One may find faults aplenty in my grand schemes when it comes down to taking trips – the most conspicuous being my disorganisation and lack of foresight, meaning I often leave my front door with barely any schemes at all.
Yet for whatever reasons, positive or negative attributes, ultimate I don’t plan – not much ahead, at least – because of my faith in spontaneity and serendipity.
Still, things can go wrong. Things do go wrong.
In hindsight I may belittle the danger level and difficulty of my hitchhiking trip across Canada – only because nothing life-threatening, or even so much as skin-grazing, had happened to me at all. But that didn’t mean, before and during the long journey, potential risks didn’t linger at the corner of my eye, and creeping up my body ready to cause some major damage.
I could’ve been zapped by lightning amidst a harrowing thunderstorm in Winnipeg.
My ride could’ve hit a moose on the dark Ontario highway, or be attacked by a grizzly whilst I sleep inside it in the wilderness.

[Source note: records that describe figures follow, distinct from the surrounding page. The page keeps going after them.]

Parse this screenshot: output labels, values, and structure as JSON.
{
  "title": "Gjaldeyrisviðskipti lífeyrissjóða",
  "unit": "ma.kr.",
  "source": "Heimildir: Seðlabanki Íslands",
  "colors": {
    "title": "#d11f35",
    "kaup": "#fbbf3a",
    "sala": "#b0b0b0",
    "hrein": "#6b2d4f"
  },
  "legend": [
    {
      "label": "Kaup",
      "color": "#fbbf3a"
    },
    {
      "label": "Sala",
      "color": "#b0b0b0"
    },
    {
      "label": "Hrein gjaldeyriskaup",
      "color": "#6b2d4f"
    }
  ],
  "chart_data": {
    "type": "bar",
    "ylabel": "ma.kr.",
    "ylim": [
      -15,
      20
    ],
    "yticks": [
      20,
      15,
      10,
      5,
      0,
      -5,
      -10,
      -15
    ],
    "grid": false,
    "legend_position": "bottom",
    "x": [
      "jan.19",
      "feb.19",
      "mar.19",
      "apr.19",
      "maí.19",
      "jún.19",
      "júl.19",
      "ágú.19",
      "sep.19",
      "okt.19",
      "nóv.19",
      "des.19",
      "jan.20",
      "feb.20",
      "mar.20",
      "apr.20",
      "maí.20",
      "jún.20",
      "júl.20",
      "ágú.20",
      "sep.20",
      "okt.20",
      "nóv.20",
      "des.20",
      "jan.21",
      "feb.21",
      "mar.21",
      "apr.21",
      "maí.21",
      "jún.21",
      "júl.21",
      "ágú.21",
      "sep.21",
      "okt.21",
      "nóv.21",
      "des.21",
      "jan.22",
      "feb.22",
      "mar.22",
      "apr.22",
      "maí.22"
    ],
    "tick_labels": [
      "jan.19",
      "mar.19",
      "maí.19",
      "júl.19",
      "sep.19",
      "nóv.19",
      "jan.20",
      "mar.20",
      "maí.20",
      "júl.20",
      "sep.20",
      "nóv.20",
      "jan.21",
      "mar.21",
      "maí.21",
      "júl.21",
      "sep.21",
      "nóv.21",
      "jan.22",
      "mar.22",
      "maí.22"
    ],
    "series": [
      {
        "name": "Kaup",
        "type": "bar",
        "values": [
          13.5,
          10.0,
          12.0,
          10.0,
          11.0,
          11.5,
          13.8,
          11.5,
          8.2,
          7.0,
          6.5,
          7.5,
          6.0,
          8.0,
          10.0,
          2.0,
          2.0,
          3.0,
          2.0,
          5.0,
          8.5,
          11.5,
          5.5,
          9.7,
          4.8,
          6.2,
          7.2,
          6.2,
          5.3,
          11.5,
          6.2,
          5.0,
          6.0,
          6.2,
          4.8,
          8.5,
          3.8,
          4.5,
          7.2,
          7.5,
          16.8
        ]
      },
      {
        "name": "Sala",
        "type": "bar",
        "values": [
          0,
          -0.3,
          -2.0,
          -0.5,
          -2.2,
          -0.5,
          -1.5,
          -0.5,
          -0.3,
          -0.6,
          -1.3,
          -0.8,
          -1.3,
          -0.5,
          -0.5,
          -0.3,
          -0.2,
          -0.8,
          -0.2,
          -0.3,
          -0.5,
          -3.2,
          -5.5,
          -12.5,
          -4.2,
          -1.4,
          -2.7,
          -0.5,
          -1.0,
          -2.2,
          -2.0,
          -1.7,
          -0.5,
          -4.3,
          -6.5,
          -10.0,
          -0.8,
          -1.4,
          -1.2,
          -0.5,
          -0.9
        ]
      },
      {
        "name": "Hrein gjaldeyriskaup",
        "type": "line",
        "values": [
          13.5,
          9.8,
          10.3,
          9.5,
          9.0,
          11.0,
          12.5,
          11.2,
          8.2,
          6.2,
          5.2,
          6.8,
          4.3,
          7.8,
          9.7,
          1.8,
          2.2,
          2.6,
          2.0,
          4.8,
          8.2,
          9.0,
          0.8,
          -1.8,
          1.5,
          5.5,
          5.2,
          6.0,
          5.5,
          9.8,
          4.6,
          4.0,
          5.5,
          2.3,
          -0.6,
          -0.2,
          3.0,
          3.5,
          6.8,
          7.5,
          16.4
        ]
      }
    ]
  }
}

I could’ve been hacked to pieces by an ill-intentioned driver, who deceived me with faux-hospitality and lured me to my doom.
They didn’t happen – but it didn’t mean it couldn’t have.
The question, if I must ask myself it, wasn’t how to avoid these risks at all cost; rather, between passionately pursuing activities such as hitchhiking – undoubtedly an epitome of spontaneous travel – and equally-as-zealously staying alive, how can I strike a balance between the two?
That time at the boarding gate
I counted: my boarding call had been announced at least three times – yet I was confined to a corner of the airport pub, mobile phone glowing hot against my ear lobe, as I desperately attempted to purchase travel insurance.
Partly by the twisted designs of fate – and more still the insecure nature of the journey I was about to embark on – none of the companies I contacted would cover hitchhiking as an insured activity.
Pacing twice the speed of the current, I zigzagged between sauntering voyagers through never-ending passages and carousels – all whilst frantically finalising an insurance deal on the phone, settling one that merely covered ‘extreme activities’. I gingerly whispered my bank details in the shortening queue leading up to the boarding gate, which raced against the cumbersome processing of payment and registration the insurance agent teased my anxiety with.
Then, as I submitted my ticket for inspection, I ended the call with a travel insurance – just as I stepped onto the plane and embarked on the journey.

Element of risk
There were more pressing concerns – as far as I was concerned, anyway – during the planning and preparation phase of the most danger-laden journey of my life than acquiring insurance. Besides, the sheer utterance of my possession of travel insurance wouldn’t stop a striking lightning bolt; neither would rolled-up papers of the policy stave off the incoming claws of an ambushing bear.
A bear spray might.
In mountaineering terms, there are subjective and objective hazards. Whilst I could minimise subjective risks – be better equipped, develop sharper instincts, appropriate charisma and harmony, bring a bear spray – hitchhiking, nonetheless, is an activity more submerged in the murky unpredictability. Regardless of my presence, tragedies beyond my control and unhindered by elaborate preparation could happen.
Whilst it may not deflect the path of impending misfortunes, at least travel insurance provides some immunity against effects of the aftermath. After all, even if the last-pitch insurance wasn’t of use during the Grand Canadian Hitchhike, it did come in handy when I had fallen ill and ended up in hospital in Innsbruck, and again in Muscat, since I bought a year’s worth of cover.
Still, a prevention mechanism may it be, ultimately it’ll be one’s instincts and knowledge that’ll come handy in the face of danger. Insurance, to me, is a baseless line of defence and reinforcement of confidence: it doesn’t kick in until things have happened, and it only gives confidence that, after a great deal of suffering has happened, a meagre proportion of your interests is looked after.
What spontaneous travel can empower you with, however, are skills and instincts. Trusting in yourself, your hard-learned lessons, flexibility and quick-thought manoeuvres garnered through mistakes and glances at danger will give you the chances of survival and, more importantly, the confidence you need venturing out of your comfort zone.
Maybe I shouldn’t have left the purchase till the last minute. But then, after all, the experience has taught me how to run after a departing plane whilst timely negotiating a purchase on the phone.